La question des livres de chœur se posa avec plus d’acuité encore à dom Guéranger quand, en 1846, on put enfin adopter à Solesmes le rit monastique. Depuis 1833 on suivait le rit romain, et l’on utilisait les livres de Dijon édités en 1827 et 1828 (Graduel, Antiphonaire et Processional), qui, au jugement de dom Guéranger, étaient » les moins mauvais « . Avec le rit monastique, c’était l’ordonnance même des offices qui était différente de celle du romain. Le Graduel ne posait pas un bien gros problème à ce point de vue, l’Ordre bénédictin suivant pour la messe le Missel romain.
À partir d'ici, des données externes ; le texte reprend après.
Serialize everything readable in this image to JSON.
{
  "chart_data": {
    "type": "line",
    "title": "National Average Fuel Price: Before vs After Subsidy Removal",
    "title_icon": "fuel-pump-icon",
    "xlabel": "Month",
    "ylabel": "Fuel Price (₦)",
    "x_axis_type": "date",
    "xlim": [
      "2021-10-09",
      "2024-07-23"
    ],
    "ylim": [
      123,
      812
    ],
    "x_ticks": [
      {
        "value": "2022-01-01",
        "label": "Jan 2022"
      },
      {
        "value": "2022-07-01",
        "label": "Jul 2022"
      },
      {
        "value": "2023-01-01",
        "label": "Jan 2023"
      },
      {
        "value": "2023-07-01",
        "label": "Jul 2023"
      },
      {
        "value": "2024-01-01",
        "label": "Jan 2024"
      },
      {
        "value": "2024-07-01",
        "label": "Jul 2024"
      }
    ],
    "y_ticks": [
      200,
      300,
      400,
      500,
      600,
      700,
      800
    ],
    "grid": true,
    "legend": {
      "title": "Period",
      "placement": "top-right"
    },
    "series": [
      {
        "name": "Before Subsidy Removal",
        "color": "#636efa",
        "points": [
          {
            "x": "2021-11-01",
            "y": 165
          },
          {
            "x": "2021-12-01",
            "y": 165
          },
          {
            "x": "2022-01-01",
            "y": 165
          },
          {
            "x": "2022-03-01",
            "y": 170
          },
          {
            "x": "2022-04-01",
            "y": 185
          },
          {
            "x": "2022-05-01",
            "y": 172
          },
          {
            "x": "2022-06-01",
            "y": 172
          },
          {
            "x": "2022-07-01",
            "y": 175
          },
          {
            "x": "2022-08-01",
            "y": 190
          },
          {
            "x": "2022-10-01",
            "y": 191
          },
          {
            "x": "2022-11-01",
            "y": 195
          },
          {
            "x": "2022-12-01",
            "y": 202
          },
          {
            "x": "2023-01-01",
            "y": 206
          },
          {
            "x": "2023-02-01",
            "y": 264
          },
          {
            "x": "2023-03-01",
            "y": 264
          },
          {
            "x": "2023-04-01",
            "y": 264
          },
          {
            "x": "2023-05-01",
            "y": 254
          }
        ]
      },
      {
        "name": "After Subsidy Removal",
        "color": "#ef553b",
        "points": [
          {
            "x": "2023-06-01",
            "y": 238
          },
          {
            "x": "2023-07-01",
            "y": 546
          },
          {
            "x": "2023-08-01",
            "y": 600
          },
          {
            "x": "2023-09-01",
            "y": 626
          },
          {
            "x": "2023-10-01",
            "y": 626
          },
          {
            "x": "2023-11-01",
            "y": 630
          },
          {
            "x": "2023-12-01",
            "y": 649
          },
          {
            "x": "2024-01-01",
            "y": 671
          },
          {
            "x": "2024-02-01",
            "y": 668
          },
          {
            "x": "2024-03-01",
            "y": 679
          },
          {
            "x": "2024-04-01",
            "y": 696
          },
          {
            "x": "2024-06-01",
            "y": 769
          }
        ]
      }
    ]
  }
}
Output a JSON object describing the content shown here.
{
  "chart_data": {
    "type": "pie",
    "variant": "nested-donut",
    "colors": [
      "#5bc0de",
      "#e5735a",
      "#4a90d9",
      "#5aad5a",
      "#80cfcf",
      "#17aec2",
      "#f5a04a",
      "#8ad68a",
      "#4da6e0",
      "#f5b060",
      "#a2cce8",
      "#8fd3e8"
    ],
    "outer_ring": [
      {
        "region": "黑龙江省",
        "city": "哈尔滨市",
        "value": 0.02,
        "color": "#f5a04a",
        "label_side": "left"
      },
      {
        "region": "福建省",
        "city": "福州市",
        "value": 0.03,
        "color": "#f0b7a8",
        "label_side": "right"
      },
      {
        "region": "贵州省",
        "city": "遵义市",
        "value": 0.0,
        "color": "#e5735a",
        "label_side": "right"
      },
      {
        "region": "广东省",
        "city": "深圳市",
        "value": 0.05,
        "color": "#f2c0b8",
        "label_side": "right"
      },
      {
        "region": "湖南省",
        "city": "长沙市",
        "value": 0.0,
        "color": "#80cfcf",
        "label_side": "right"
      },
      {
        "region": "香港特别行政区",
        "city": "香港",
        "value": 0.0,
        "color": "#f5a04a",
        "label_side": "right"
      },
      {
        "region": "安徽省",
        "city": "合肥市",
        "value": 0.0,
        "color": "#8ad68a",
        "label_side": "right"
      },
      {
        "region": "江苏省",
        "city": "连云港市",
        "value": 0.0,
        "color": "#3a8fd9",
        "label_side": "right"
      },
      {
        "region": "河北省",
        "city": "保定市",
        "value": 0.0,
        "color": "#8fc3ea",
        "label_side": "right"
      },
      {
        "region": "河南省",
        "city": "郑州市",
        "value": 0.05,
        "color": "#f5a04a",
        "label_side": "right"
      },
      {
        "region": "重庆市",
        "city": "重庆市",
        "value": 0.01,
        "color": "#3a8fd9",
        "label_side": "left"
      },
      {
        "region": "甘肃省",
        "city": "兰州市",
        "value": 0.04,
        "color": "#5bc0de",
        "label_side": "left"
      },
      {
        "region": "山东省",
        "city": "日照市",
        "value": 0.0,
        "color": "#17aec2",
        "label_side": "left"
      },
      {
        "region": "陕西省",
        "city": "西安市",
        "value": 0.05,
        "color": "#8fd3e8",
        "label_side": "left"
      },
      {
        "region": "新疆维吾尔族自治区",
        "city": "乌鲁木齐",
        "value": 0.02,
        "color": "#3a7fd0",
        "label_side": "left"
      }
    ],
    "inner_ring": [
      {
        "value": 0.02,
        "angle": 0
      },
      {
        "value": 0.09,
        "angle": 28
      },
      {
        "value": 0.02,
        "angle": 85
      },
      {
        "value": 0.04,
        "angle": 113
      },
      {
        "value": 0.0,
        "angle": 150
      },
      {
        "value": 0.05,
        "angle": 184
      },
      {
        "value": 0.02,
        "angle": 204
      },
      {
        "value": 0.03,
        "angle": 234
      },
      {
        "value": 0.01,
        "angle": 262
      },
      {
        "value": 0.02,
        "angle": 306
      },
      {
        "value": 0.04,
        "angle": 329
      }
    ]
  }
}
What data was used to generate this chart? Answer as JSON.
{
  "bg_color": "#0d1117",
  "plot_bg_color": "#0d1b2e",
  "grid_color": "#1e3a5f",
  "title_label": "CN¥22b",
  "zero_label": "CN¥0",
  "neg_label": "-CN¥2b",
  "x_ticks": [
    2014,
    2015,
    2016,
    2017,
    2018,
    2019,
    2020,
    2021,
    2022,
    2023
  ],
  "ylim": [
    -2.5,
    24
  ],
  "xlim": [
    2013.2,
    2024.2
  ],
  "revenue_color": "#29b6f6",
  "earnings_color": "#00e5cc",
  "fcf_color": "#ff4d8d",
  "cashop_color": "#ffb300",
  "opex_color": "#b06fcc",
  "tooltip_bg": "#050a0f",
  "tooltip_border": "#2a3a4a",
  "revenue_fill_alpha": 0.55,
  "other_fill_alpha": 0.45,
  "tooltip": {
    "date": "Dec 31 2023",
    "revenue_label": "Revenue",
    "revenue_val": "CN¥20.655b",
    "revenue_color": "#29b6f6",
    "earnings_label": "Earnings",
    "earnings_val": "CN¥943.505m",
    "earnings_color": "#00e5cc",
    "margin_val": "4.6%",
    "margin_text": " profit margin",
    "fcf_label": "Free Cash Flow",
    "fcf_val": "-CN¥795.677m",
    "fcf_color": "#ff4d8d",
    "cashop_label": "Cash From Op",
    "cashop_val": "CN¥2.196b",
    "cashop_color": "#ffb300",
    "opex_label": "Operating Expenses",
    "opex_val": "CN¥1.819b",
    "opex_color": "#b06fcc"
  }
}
C’était bien autre chose pour l’Antiphonaire. On dut se contenter de corriger celui de Dijon par des renvois et des additions, comme on peut s’en rendre compte sur l’exemplaire de là Réserve de Solesmes. On utilisa aussi des cahiers manuscrits, plus tard polycopiés, où l’on trouvait tous les suppléments nécessaires au chant de l’Office, y compris ceux de Matines et des Processions. En 1856 on y ajouta les chants du Propre de l’Abbaye.
Mais dom Guéranger dut attendre jusqu’aux environs de 1860 pour pouvoir songer pratiquement à la préparation de nouvelles éditions de livres de chant à l’usage de son monastère. A ce moment, en effet, la Providence lui envoya deux moines capables de s’y intéresser avec succès. D’abord dom Paul Jausions, et ensuite dom Joseph Pothier que dom Guéranger lui adjoignit en 1860. Ce dernier devait mener à bien l’œuvre entreprise par l’Abbé de Solesmes et s’illustrer comme le » restaurateur des mélodies grégoriennes « .
La première tâche qui s’imposait était la recherche et la copie des manuscrits. Dom Jausions » se fit la main » – l’expression est de dom Guéranger, lettre à D. Jausions du 6 avril 1862 – en copiant un processional anglais de Sainte-Edith de Wilton, du XIlIe – XlVe siècle, appelé dans le vieux Solesmes : processional de Rollington (d’après une rubrique de ce manuscrit). Si l’on ignore encore son dépôt actuel, on sait maintenant, et depuis peu, qu’il fut communiqué à dom Guéranger par la famille Seuger, en juillet 1858, lors de son voyage à Metz.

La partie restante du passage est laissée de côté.